Há duas semanas regressou aos “Proms”, e persiste a ideia de
que Grosvenor procura exprimir algo acerca da sua personalidade através do
repertório que elege interpretar. Passeou pela evanescente “Paisagens”, de
Mompou, e estreou a sonâmbula “Day Break Shadows Flee”, de Judith Weir, peça
afetada por intuições hipnológicas. E, escutando este “Dances”, em que reproduz
o programa apresentado no Festival de Sintra de 2013, cedo se conclui que
também por Bach se move noctambulamente. A mecânica na Ouvertüre da “Partita Nº 4” é volátil e a Allemande é quase refratária. Como na mais monumental arquitetura,
o esplendor da forma no Minuete ou na Jiga praticamente obstrui a utilidade da
função. Mas, como um momento de lucidez mental num amnésico, instantes há em
que o pianista dá mostras de possuir consciência de tudo isto, ficando a visão
de conjunto espantosamente clara.
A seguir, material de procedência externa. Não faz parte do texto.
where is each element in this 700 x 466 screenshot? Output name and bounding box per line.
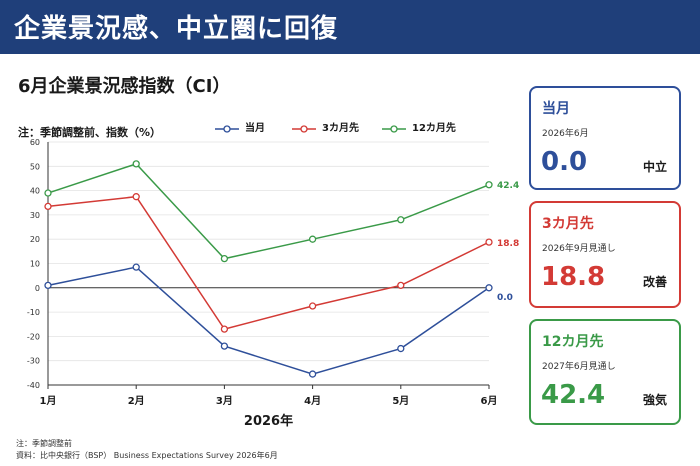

O seu Chopin não deixa nada ao acaso. O
opúsculo 22 – o “Andante spianato et Grande Polonaise brillante” – lembra fogo-de-artifício
em câmara lenta. E na “Polonesa Nº 5” o domínio narrativo é total: a fase de
recapitulação parece dizer respeito a uma obra ouvida há muitos anos atrás. Cordiais
e galantes, estão três das “Dez Mazurcas”, de Scriabin. E, nesta versão, a
“Valsa em Lá bemol maior”, ainda do russo, afigura-se como a semente de
qualquer coisa que viria apenas a florescer na orquestra de Duke Ellington. Uma
escolha insólita: “Valsas Poéticas”, de Granados, de uma altura em que o
espanhol, emigrado, escrevia a partir de teclados sem acentos. Por fim, três encores que revelam pouca maturidade e
tremendas faculdades pirotécnicas. Aos 22 anos, talvez seja pelo melhor.